Steam Tunnels: (n) Labyrinthine maze of conduits beneath grounds, used to transport steam. Also the most direct route through central Grounds in winter.

Mr. Jefferson: (n) the founder of our university, and incidentally the third President of the United States. Usually referred to as if he were in the next room. Mr. Jefferson never received a doctorate, and to soothe his still-troubled ego, University protocol dictates that no professor without an M.D. be called “doctor.”

Politico: (n) A madly ambitious, power-hungry, world-conquering student-leader type, easily identified as the person who launches his/her career by winning a hotly contested race for First Year Council Representative. The rewards for the politico’s four-year struggle include a Lawn room and invitations to cocktail parties.

Wahoo: (n) A fish that can drink its own weight. Natural habitat, the University of Virginia. Aren’t you proud? Write home and tell mom!

Coup DeVille’s: (n) Site of mostly non-violent protest against modern drinking laws. Requires a note from mom that you’re twenty-one.

Ultimate Bliss: (n) Porn and sex toy shop on route 29. You have to be 18 so all you underage geniuses are fucked. Or, you know, not.

Dell Mud Pond (a.k.a. Dell Swimmin’ Hole): (n) Cleaned twice a year (Move-in Day and Graduation). Favorite spot of Wahoo swimmers and virologists. Manatee rides ever third Tuesday.

Fourth-year Fifth: (n) Ceremonial consumption and expulsion of bourbon and gentility at the last home football game of the year.
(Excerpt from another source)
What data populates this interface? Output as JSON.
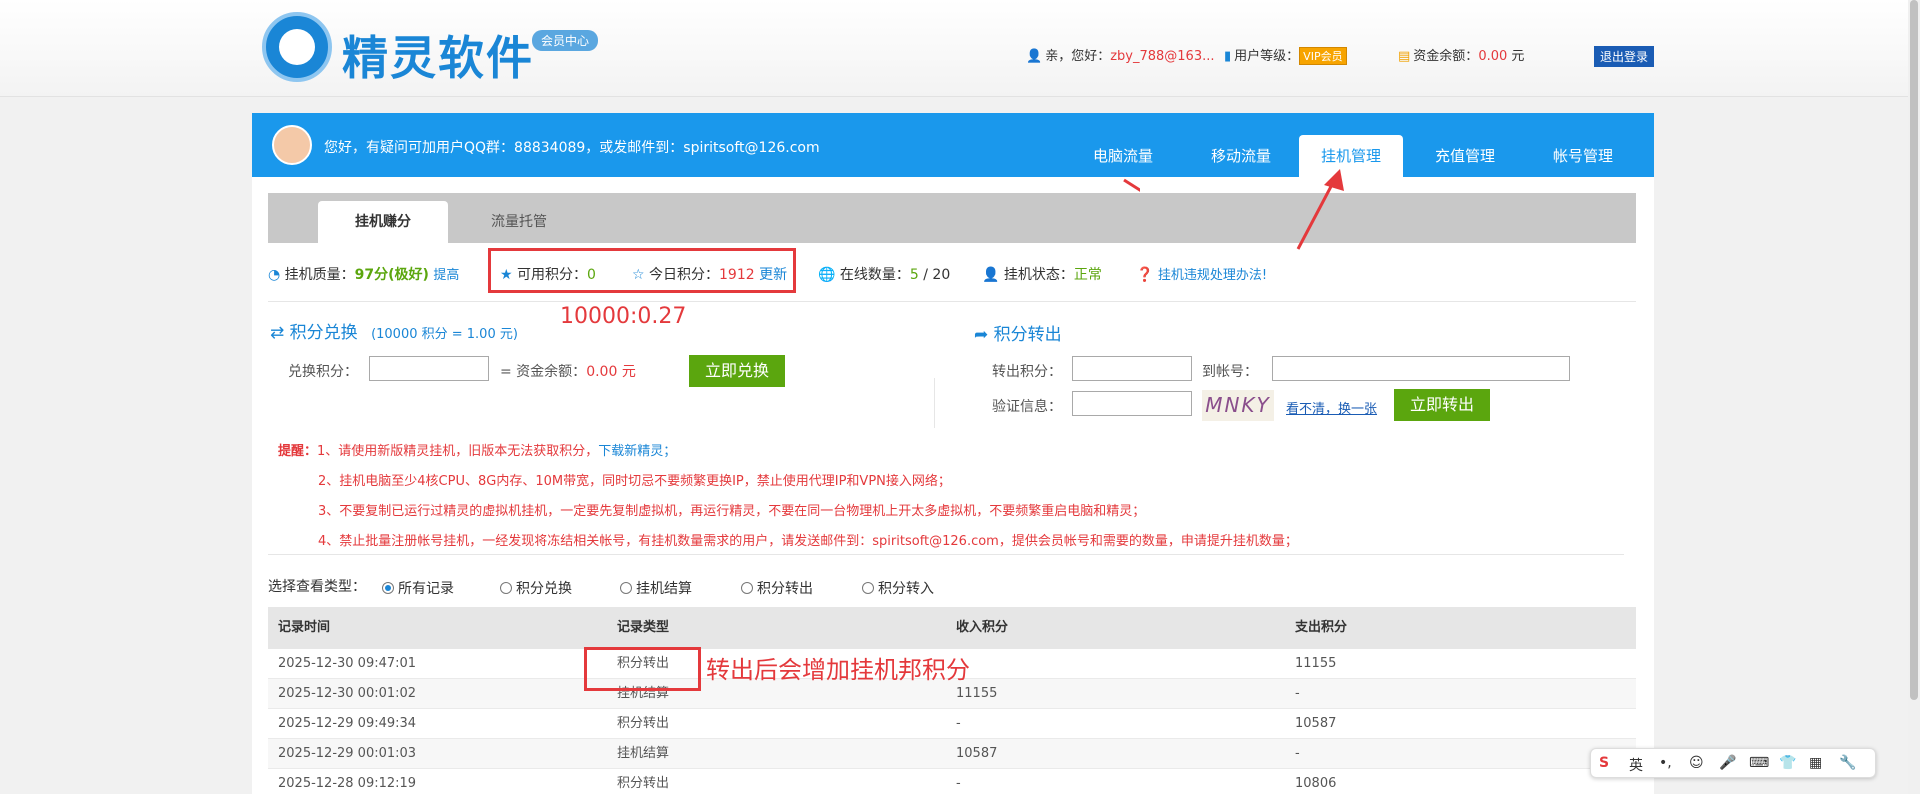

Everyone who doesn’t die wins!

Bourgeois Dodge: (n) The act of staring at the floor as janitorial staffers walk past. Try to break the habit!

Cavalier Daily: (n) The latest AP wires from yesterday. Ten thousand crossword puzzles distributed daily and many more words jumbled. Comics so funny you’ll soil yourself.

Dec: (n) In your hands, dumbass.

John Paul Jones Arena: (n) A philoosophical inquiry: Are you the type of person who, at home basketball games, would call “the Jack” half-empty or half full?

South Lawn Project: (n) The university’s attempt to prove it’s a ‘real’ Southern college by absolutely fucking up Charlottesville traffic for the next five years. Will be finished next May just in time for graduation!

Student Health: (n) We’ll save you the bus ride. The cough means you’re pregnant.

Club Clemons: (n) Lesser library and home to the first floor, where a martial law mentality swiftly takes care of whisperers. Third floors plays host to the always hoppin’ RMC, where you will fight everyone else for the same free copy of 30 Rock.